Позже на помощь Федотову будет отправлен связной с рацией. И — прекрасная режиссерская находка! — микросценка в самолете повторится во всех подробностях. Жест пилота, рукопожатие, прыжок в люк, маленький купол парашюта в ветреном, темном, затянутом тучами небе... И крик, дикий, животный, наглый крик шефа гестапо фон Руммельсбурга, страшный тем более, что до сих пор этот человек ни разу не выходил из себя и говорил, не разжимая губ, с медлительной, всепрезирающей монотонностью (отличная роль Михаила Романова). Теперь эта сыскная машина, этот никогда не выдававший своих чувств человек, истошно кричит.
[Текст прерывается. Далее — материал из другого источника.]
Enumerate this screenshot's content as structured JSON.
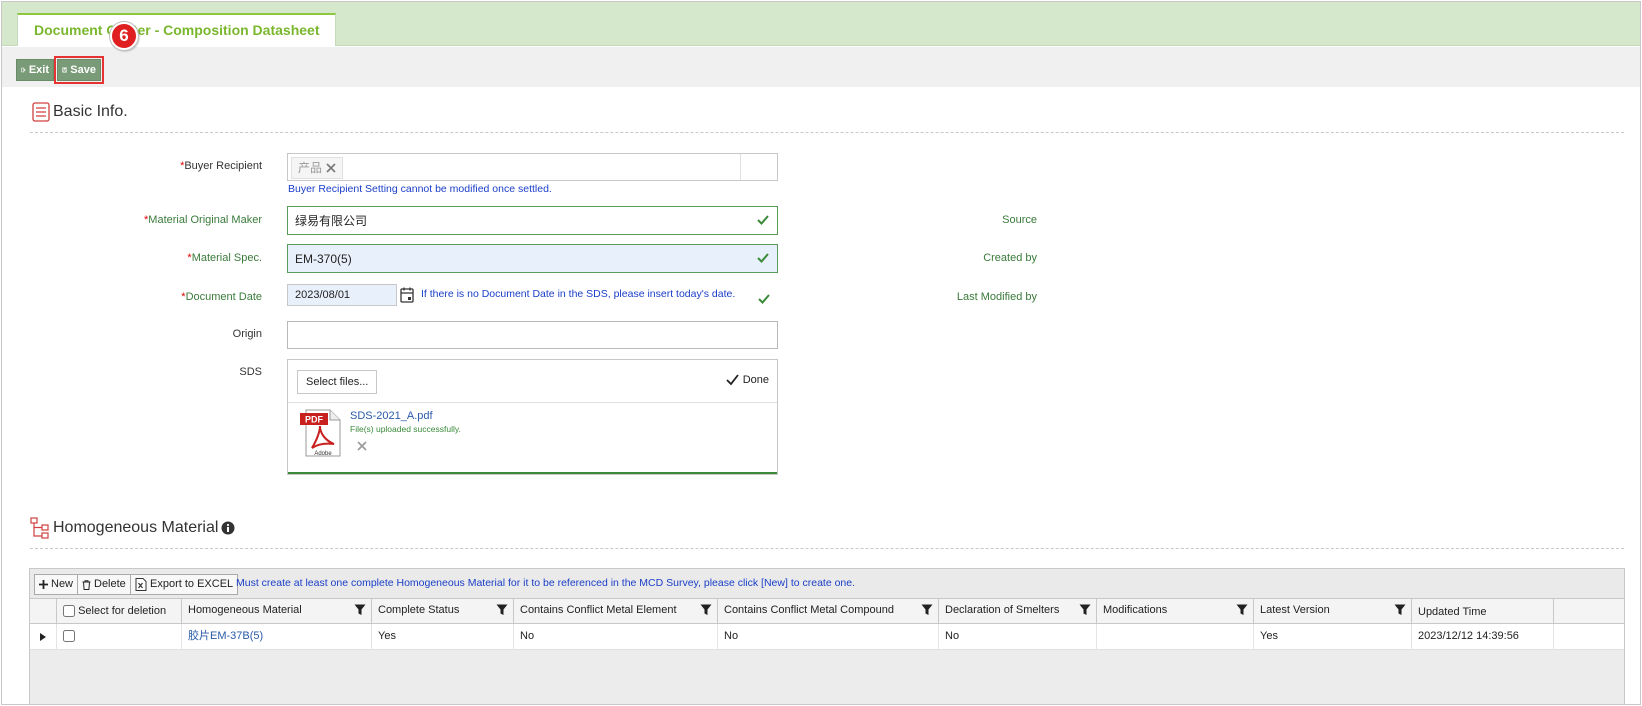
{
  "tab": {
    "title": "Document Center - Composition Datasheet"
  },
  "toolbar": {
    "exit_label": "Exit",
    "save_label": "Save",
    "step_badge": "6"
  },
  "basic": {
    "title": "Basic Info.",
    "buyer_label": "Buyer Recipient",
    "buyer_chip": "产品",
    "buyer_hint": "Buyer Recipient Setting cannot be modified once settled.",
    "maker_label": "Material Original Maker",
    "maker_value": "绿易有限公司",
    "spec_label": "Material Spec.",
    "spec_value": "EM-370(5)",
    "date_label": "Document Date",
    "date_value": "2023/08/01",
    "date_hint": "If there is no Document Date in the SDS, please insert today's date.",
    "origin_label": "Origin",
    "sds_label": "SDS",
    "select_files": "Select files...",
    "done_label": "Done",
    "file_name": "SDS-2021_A.pdf",
    "file_status": "File(s) uploaded successfully.",
    "pdf_badge": "PDF",
    "pdf_brand": "Adobe",
    "source_label": "Source",
    "created_label": "Created by",
    "modified_label": "Last Modified by"
  },
  "homog": {
    "title": "Homogeneous Material",
    "new_label": "New",
    "delete_label": "Delete",
    "export_label": "Export to EXCEL",
    "hint": "Must create at least one complete Homogeneous Material for it to be referenced in the MCD Survey, please click [New] to create one.",
    "columns": {
      "select": "Select for deletion",
      "material": "Homogeneous Material",
      "complete": "Complete Status",
      "element": "Contains Conflict Metal Element",
      "compound": "Contains Conflict Metal Compound",
      "smelters": "Declaration of Smelters",
      "modifications": "Modifications",
      "latest": "Latest Version",
      "updated": "Updated Time"
    },
    "rows": [
      {
        "material": "胶片EM-37B(5)",
        "complete": "Yes",
        "element": "No",
        "compound": "No",
        "smelters": "No",
        "modifications": "",
        "latest": "Yes",
        "updated": "2023/12/12 14:39:56"
      }
    ]
  },
  "colors": {
    "accent": "#7ab72e",
    "tab_bg": "#d5e8cc",
    "button": "#7a9b77",
    "hint": "#1a3ec8",
    "badge": "#e02020"
  }
}
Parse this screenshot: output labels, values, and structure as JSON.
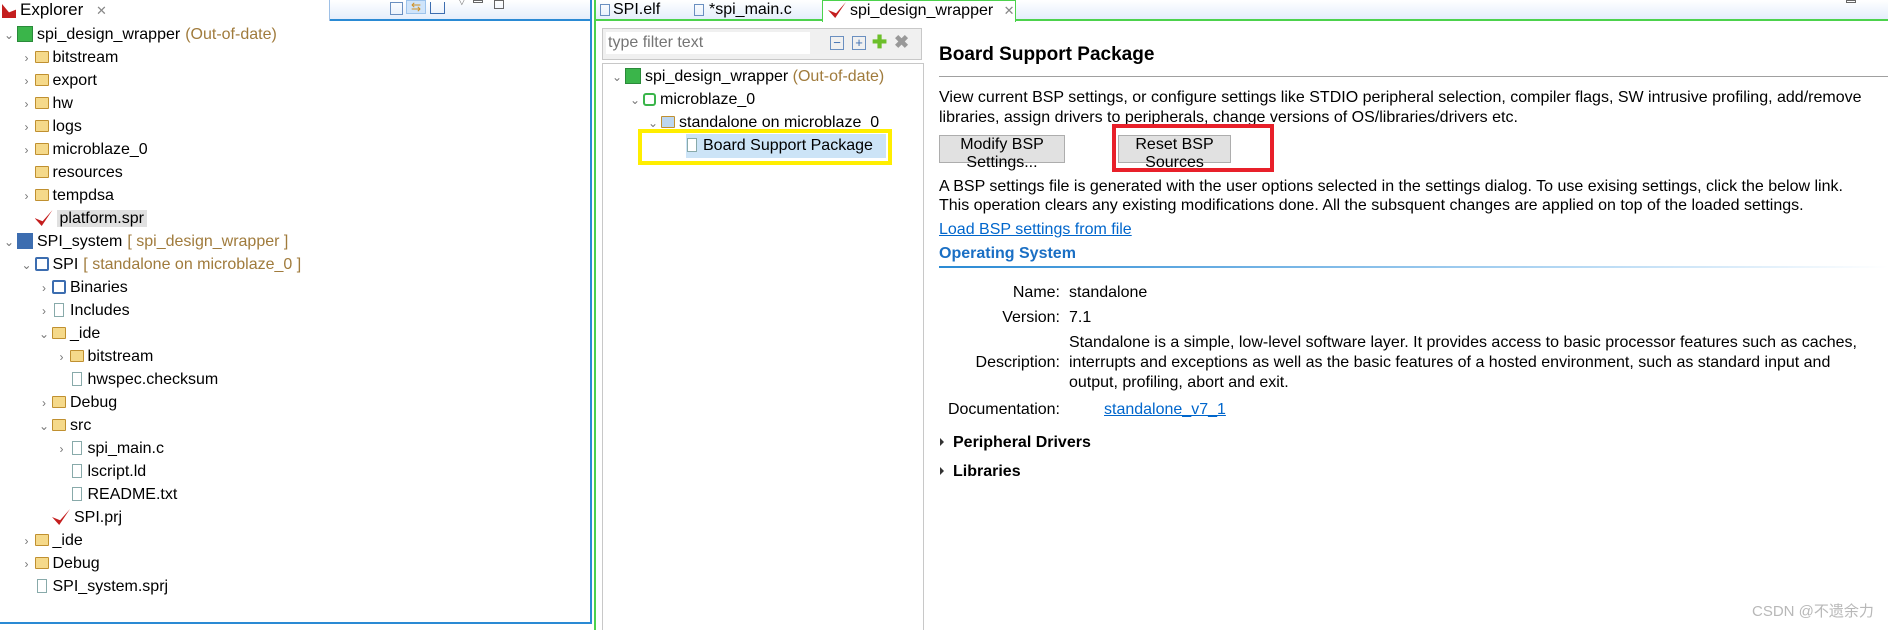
{
  "explorer": {
    "tab_label": "Explorer",
    "tree": [
      {
        "label": "spi_design_wrapper",
        "suffix": "(Out-of-date)",
        "level": 0,
        "expand": "open",
        "icon": "platform-project-icon"
      },
      {
        "label": "bitstream",
        "level": 1,
        "expand": "closed",
        "icon": "folder-icon"
      },
      {
        "label": "export",
        "level": 1,
        "expand": "closed",
        "icon": "folder-icon"
      },
      {
        "label": "hw",
        "level": 1,
        "expand": "closed",
        "icon": "folder-icon"
      },
      {
        "label": "logs",
        "level": 1,
        "expand": "closed",
        "icon": "folder-icon"
      },
      {
        "label": "microblaze_0",
        "level": 1,
        "expand": "closed",
        "icon": "folder-icon"
      },
      {
        "label": "resources",
        "level": 1,
        "expand": "none",
        "icon": "folder-icon"
      },
      {
        "label": "tempdsa",
        "level": 1,
        "expand": "closed",
        "icon": "folder-icon"
      },
      {
        "label": "platform.spr",
        "level": 1,
        "expand": "none",
        "icon": "xilinx-file-icon",
        "selected": true
      },
      {
        "label": "SPI_system",
        "suffix": "[ spi_design_wrapper ]",
        "level": 0,
        "expand": "open",
        "icon": "system-project-icon"
      },
      {
        "label": "SPI",
        "suffix": "[ standalone on microblaze_0 ]",
        "level": 1,
        "expand": "open",
        "icon": "application-project-icon"
      },
      {
        "label": "Binaries",
        "level": 2,
        "expand": "closed",
        "icon": "binaries-icon"
      },
      {
        "label": "Includes",
        "level": 2,
        "expand": "closed",
        "icon": "includes-icon"
      },
      {
        "label": "_ide",
        "level": 2,
        "expand": "open",
        "icon": "folder-icon"
      },
      {
        "label": "bitstream",
        "level": 3,
        "expand": "closed",
        "icon": "folder-icon"
      },
      {
        "label": "hwspec.checksum",
        "level": 3,
        "expand": "none",
        "icon": "file-icon"
      },
      {
        "label": "Debug",
        "level": 2,
        "expand": "closed",
        "icon": "folder-icon"
      },
      {
        "label": "src",
        "level": 2,
        "expand": "open",
        "icon": "folder-icon"
      },
      {
        "label": "spi_main.c",
        "level": 3,
        "expand": "closed",
        "icon": "c-file-icon"
      },
      {
        "label": "lscript.ld",
        "level": 3,
        "expand": "none",
        "icon": "linker-script-icon"
      },
      {
        "label": "README.txt",
        "level": 3,
        "expand": "none",
        "icon": "file-icon"
      },
      {
        "label": "SPI.prj",
        "level": 2,
        "expand": "none",
        "icon": "project-settings-icon"
      },
      {
        "label": "_ide",
        "level": 1,
        "expand": "closed",
        "icon": "folder-icon"
      },
      {
        "label": "Debug",
        "level": 1,
        "expand": "closed",
        "icon": "folder-icon"
      },
      {
        "label": "SPI_system.sprj",
        "level": 1,
        "expand": "none",
        "icon": "system-file-icon"
      }
    ]
  },
  "editor": {
    "tabs": [
      {
        "label": "SPI.elf",
        "icon": "elf-file-icon"
      },
      {
        "label": "*spi_main.c",
        "icon": "c-file-icon"
      },
      {
        "label": "spi_design_wrapper",
        "icon": "xilinx-file-icon",
        "active": true
      }
    ],
    "filter_placeholder": "type filter text",
    "tree": [
      {
        "label": "spi_design_wrapper",
        "suffix": "(Out-of-date)"
      },
      {
        "label": "microblaze_0"
      },
      {
        "label": "standalone on microblaze_0"
      },
      {
        "label": "Board Support Package",
        "selected": true
      }
    ],
    "content": {
      "title": "Board Support Package",
      "intro_1": "View current BSP settings, or configure settings like STDIO peripheral selection, compiler flags, SW intrusive profiling, add/remove",
      "intro_2": "libraries, assign drivers to peripherals, change versions of OS/libraries/drivers etc.",
      "modify_button": "Modify BSP Settings...",
      "reset_button": "Reset BSP Sources",
      "info_1": "A BSP settings file is generated with the user options selected in the settings dialog. To use exising settings, click the below link.",
      "info_2": "This operation clears any existing modifications done. All the subsquent changes are applied on top of the loaded settings.",
      "load_link": "Load BSP settings from file",
      "os_section": "Operating System",
      "name_label": "Name:",
      "name_value": "standalone",
      "version_label": "Version:",
      "version_value": "7.1",
      "description_label": "Description:",
      "description_1": "Standalone is a simple, low-level software layer. It provides access to basic processor features such as caches,",
      "description_2": "interrupts and exceptions as well as the basic features of a hosted environment, such as standard input and",
      "description_3": "output, profiling, abort and exit.",
      "documentation_label": "Documentation:",
      "documentation_link": "standalone_v7_1",
      "peripheral_drivers": "Peripheral Drivers",
      "libraries": "Libraries"
    }
  },
  "watermark": "CSDN @不遗余力",
  "colors": {
    "highlight_yellow": "#ffee00",
    "highlight_red": "#e8202a",
    "link": "#0066cc",
    "accent": "#2a8ad4"
  }
}
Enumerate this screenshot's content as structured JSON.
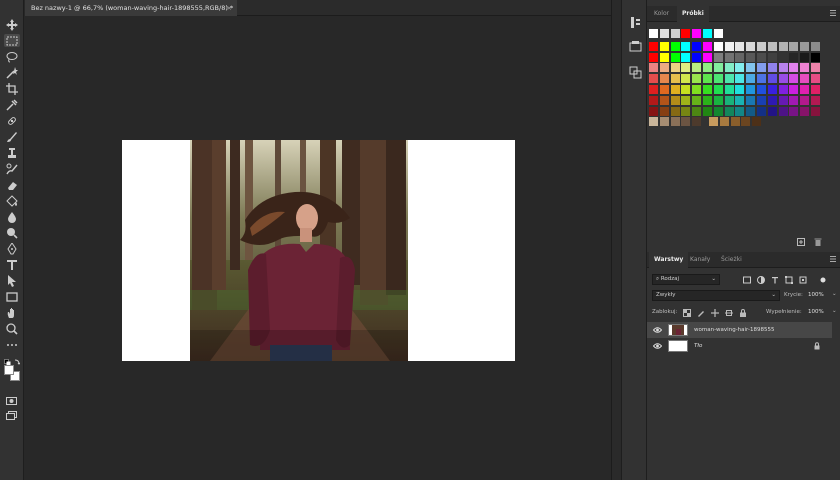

Позвоночник его по-прежнему чрезмерно прям, руки хранят прежнюю неподвижность, рот искривлен и брызжет слюной. Сходство с роботом утрачено не совеем, но сквозь это сходство проступают звероподобные черты.
РУММЕЛЬСБУРГ. Но вы нашли при нем радиопередатчик?
ОБЕРШАРФЮРЕР. Да, эксцеленц.
РУММЕЛЬСБУРГ. Значит, он шел для связи?
ОБЕРШАРФЮРЕР. Так точно, эксцеленц.
РУММЕЛЬСБУРГ. К кому он шел на связь?
ОБЕРШАРФЮРЕР. Я задал этот вопрос.
РУММЕЛЬСБУРГ. Hу?
ОБЕРШАРФЮРЕР. Он молчит, эксцеленц.
РУММЕЛЬСБУРГ. Задайте ему этот вопрос еще раз, и пусть он заговорит.
ОБЕРШАРФЮРЕР. Слушаюсь!
РУММЕЛЬСБУРГ. Выжать из него все! Выжать!
А перед ним, перед этим драконом гестапо, князем тьмы стоит наш человек, избитый, с перевязанным лбом, без гopдой, героической осанки, без сжатых зубов, романтически закусанных губ, с глазами, совсем не сыплющими презрительную ненависть.
Режиссер верно почувствовал, что сатанизму надо противопоставить человечность, манекенности — естественную, жизненную интонацию.
Он поник головой, наш радист, ему трудно стоять, трудно дышать, трудно слышать весь этот крик, и ему совсем не хочется умирать. Но выбора для него нет — в этой естественности бессловесной смерти больше величия, чем во многих финальных речах погибающих кинематографические героев той поры.
Таким образом, путь радиста дан пунктиром, тремя точками, две из которых полностью совпадают с маршрутом майора Федотова, и только третья так печально рознится.
Семантика вторжения
В одной программе студенческого КВН был заковыристый вопрос: «Как лучше всего переходить границу? Ответ западал в душу: «Границу лучше всего переходить в толпе».
Звучит парадоксом, но иногда и парадоксы сбываются. В венгерской эксцентрической комедии «Воробей тоже птица» показан совершенно нелепый и потому удавшийся побег: во время трансъевропейских велосипедных гонок герой, надев соответствующую майку с номером, выскакивает из кустов недалеко от австро-венгерской границы и, замешавшись в группу гонщиков, проходит вместе с ними контрольно-пропускной пункт; последнего, сверхпланового гонщика пограничники задерживают, к полному изумлению бедняги.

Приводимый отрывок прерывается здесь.